Para finalizar o evento, foram conhecidos os sete vencedores do Prêmio Aplaude 2025: Instituto C&A (Programa de Voluntariado), Cruz Vermelha Brasileira | Filial do Estado de São Paulo (Voluntariado nas Organizações da Sociedade Civil), Projeto Raízes Risotolândia | Risotolândia Indústria de Alimentos (Programa Destaque em Meio Ambiente), Programa VLI Solidária – Comitê Belo Horizonte | VLI  (Destaque em Comitês de Voluntariado), Marcenaria Sustentável do Instituto Alpargatas (Programa Destaque em Educação), Tecnologia Amiga da Amazônia, da Avanade Brasil (Destaque em Diversidade), Dia da Ação Voluntária (DAV) | Instituto Cyrela  (Destaque em Legado).
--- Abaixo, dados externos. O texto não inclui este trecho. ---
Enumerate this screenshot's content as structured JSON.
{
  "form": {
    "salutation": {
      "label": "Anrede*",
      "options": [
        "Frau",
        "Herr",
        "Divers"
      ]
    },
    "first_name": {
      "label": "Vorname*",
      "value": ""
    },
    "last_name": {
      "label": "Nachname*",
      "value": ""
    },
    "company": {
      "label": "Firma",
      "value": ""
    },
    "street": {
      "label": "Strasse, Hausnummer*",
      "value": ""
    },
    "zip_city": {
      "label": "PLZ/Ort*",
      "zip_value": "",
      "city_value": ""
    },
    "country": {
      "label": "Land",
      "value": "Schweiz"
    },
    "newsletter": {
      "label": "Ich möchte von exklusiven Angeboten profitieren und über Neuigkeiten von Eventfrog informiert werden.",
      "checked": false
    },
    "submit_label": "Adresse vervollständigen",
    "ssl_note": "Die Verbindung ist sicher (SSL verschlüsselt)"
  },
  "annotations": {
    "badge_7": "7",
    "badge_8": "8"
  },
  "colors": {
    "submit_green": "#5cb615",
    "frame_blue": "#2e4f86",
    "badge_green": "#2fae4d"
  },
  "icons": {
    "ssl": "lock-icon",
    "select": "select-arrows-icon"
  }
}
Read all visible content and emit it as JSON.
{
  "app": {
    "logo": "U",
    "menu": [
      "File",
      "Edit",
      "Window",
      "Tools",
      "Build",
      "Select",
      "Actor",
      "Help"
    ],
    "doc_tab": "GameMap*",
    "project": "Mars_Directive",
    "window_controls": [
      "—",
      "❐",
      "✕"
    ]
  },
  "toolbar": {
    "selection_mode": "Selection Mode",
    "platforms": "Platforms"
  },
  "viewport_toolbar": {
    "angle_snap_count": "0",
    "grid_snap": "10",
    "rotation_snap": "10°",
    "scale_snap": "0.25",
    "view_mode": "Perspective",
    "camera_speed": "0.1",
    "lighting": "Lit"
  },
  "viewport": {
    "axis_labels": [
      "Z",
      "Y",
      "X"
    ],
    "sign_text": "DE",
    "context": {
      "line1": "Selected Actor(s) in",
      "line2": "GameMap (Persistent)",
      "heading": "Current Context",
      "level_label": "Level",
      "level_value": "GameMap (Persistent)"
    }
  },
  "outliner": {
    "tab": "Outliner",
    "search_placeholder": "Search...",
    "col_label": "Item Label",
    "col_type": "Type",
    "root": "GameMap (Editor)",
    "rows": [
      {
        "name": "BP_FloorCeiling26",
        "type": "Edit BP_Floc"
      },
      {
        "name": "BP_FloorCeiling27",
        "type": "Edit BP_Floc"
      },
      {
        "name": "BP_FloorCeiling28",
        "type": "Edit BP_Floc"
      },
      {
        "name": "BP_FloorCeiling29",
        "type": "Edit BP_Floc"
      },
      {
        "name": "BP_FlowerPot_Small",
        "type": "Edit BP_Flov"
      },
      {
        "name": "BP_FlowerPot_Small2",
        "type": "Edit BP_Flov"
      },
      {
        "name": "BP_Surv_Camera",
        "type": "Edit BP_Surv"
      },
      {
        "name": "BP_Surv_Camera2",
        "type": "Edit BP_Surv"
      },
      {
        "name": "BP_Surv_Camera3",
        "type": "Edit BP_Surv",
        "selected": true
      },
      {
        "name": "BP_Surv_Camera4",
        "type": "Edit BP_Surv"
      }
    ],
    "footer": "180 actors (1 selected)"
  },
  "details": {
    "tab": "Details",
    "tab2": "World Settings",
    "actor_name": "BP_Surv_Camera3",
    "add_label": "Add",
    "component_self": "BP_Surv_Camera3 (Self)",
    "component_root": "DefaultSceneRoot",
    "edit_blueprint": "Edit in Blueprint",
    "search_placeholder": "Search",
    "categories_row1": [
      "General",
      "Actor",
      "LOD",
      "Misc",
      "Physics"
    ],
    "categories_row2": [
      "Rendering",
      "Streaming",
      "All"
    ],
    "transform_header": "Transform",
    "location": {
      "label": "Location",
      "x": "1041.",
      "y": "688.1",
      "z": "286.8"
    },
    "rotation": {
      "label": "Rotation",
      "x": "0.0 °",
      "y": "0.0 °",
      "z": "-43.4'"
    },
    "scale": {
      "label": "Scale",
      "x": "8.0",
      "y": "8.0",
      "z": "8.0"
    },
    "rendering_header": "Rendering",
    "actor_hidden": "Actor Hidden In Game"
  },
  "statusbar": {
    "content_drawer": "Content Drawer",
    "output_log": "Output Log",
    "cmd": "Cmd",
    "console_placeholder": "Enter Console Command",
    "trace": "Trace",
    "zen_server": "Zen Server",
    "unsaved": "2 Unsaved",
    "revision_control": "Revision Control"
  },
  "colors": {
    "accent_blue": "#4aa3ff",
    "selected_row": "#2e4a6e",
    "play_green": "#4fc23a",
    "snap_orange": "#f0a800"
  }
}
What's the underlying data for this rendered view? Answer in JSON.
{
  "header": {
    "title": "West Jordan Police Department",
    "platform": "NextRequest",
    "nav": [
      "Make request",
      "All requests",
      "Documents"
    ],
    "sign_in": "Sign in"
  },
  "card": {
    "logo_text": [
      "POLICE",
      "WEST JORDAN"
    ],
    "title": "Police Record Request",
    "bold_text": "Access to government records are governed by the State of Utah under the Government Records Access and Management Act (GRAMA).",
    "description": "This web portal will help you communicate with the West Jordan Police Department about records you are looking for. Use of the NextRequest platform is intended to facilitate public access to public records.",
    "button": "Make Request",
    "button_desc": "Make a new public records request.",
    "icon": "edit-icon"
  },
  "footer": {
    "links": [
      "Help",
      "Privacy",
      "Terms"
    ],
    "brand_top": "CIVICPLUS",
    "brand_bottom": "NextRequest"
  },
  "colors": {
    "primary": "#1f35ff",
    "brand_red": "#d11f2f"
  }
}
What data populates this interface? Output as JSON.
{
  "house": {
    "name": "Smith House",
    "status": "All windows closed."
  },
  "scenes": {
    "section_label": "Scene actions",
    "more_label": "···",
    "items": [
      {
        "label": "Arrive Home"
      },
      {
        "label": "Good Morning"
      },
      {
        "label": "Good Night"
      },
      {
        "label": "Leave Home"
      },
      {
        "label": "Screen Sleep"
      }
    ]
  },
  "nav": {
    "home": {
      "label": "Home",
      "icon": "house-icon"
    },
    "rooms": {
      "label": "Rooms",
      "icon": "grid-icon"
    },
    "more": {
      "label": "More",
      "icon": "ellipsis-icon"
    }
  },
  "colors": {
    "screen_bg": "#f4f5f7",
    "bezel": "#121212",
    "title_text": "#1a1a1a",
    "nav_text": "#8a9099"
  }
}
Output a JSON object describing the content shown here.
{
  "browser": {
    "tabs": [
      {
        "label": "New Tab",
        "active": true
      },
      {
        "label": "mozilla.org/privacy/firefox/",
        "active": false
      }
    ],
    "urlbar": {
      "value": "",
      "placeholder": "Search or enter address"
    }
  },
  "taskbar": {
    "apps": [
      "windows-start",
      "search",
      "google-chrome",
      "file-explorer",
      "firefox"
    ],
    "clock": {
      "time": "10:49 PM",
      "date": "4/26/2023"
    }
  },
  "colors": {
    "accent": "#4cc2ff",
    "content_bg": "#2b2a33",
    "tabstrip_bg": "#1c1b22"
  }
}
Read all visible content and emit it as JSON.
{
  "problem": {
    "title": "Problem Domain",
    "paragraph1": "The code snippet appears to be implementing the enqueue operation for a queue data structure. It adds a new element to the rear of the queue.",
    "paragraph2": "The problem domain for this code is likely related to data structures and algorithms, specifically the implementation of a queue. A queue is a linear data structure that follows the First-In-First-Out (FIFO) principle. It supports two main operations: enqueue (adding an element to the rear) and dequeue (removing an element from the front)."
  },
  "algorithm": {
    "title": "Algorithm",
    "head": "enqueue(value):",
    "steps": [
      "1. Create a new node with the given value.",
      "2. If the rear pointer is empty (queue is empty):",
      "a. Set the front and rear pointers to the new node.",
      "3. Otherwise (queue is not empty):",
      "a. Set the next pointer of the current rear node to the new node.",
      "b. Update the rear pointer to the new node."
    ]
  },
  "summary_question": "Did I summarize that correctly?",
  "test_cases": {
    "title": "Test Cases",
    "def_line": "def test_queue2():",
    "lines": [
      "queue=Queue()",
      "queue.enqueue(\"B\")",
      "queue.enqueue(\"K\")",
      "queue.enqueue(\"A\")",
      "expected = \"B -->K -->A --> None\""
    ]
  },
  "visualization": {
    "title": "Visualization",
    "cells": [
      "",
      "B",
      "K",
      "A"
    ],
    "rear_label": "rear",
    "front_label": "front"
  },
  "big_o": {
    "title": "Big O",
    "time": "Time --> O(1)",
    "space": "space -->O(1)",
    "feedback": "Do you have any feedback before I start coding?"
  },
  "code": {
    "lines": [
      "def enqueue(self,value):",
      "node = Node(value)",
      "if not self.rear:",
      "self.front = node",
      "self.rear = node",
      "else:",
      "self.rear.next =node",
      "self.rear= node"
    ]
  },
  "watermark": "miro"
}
“O Fórum nasceu com o propósito de conectar lideranças do voluntariado empresarial em torno de temas que refletem os desafios e as transformações do nosso tempo. Nosso desejo era discutir o papel das empresas frente à inovação e à inteligência artificial, mas, sobretudo, o impacto humano das ações de voluntariado e como elas fortalecem vínculos, promovem pertencimento e geram valor real para a sociedade. Estamos muito felizes com o resultado e o avanço da pauta dentro das empresas participantes”, finaliza Gislaine Catanzaro, coordenadora da Secretaria Executiva do CBVE.

Sobre o CBVE

O Conselho Brasileiro de Voluntariado Empresarial (CBVE) é uma rede de organizações empresariais associadas que, juntas, investem cerca de R$13 milhões em média por ano em programas de voluntariado. Essas grandes empresas se unem pelo compromisso de fortalecer o voluntariado empresarial no país, atuando de forma colaborativa. A rede conecta organizações de diferentes segmentos para esse intercâmbio de experiências e oferece benchmark, visibilidade institucional e participação em eventos e publicações de referência no setor.

Fundado em 2008, o CBVE é gerido desde 2015 pelo CIEDS (Centro Integrado de Estudos e Programas de Desenvolvimento Sustentável), eleito três vezes consecutivas pelo ranking internacional thedotgood como a melhor organização social do Brasil e a 40ª do mundo, que está à frente de sua secretaria executiva. Atualmente, o Conselho reúne 29 empresas associadas e é responsável por mobilizar mais de 50 mil voluntários em ações que beneficiaram quase um milhão de pessoas em todo o território nacional. Também promove iniciativas como o Censo Brasileiro de Voluntariado Empresarial, principal levantamento do Brasil sobre o tema, e o Prêmio Aplaude, que reconhece e valoriza as melhores ações e programas de voluntariado do país.